Можно было бы, конечно, предположить, что дело здесь лишь в творческой эволюции, в развитии автора: молодой, неопытный поэт в своем творчестве наивен и несамостоятелен, зрелый автор переходит к прозе, в которой достигает значительной оригинальности. Думается все же, что дело к этой схеме (самой в достаточной мере клишированной) не сводится. Набоков не прекращает писать стихи и тогда, когда основные его творческие усилия связаны с прозой. Я полагаю, что Набоков идет в своем творчестве на сознательное распределение ролей и поэт Сирин — автор принципиально иного типа, нежели прозаик Набоков. Еще важнее то, что стихи становятся органической частью некоторых его прозаических текстов. В первую очередь речь идет, конечно, о «Даре».
Героем «Дара» является поэт Федор Константинович Годунов-Чердынцев; в романе содержатся как стихи этого персонажа, так и его проза. И стихи, и проза Годунова-Чердынцева в ряде отношений отличаются от стихов и прозы самого Набокова, у них разная поэтика.

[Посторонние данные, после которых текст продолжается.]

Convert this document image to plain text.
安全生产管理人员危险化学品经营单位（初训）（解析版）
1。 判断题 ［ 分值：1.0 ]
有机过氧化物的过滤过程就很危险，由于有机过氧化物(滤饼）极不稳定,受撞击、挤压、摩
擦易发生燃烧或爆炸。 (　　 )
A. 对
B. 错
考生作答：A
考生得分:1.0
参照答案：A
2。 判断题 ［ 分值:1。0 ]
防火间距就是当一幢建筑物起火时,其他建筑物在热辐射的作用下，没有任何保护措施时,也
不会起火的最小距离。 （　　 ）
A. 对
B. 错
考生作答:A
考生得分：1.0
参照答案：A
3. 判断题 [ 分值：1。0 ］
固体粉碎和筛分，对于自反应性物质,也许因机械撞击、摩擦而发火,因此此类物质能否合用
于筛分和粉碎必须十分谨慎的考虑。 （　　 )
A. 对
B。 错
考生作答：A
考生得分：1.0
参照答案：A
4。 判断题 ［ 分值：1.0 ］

Представляется, что здесь мы сталкиваемся с довольно серьезной проблемой, значение которой отнюдь не ограничивается рамками набоковского наследия, проблемой, имеющей и теоретико-литературное, и чисто прикладное измерение: как издавать произведения Годунова-Чердынцева? В современных изданиях поэзии Набокова мы встречаем специальный раздел — стихи из романа «Дар»: это и тексты из сборника Годунова-Чердынцева «Стихи», и другие стихотворные произведения и отрывки. Как к этим текстам подходить? Считать ли их набоковскими? Я обсуждал эту проблему с покойным Кириллом Федоровичем Тарановским, классиком русского стиховедения. Он предположил, что Набоков специально сделал своего персонажа Годунова-Чердынцева автором плохих стихов. Я не думаю, что специально — плохих, но убежден, что специально — других. Годунов-Чердынцев пишет другие стихи, чем Набоков, и гораздо больше они напоминают творчество Набокова-прозаика, нежели Сирина-поэта. Годунов-Чердынцев — в первую очередь изощренный автор, он одновременно аскет и сноб, крайне сдержанный и в выборе стилистических средств, и в выборе тематики. Правда, как мы вскорости убедимся, аскетизм этот тоже не без подвоха.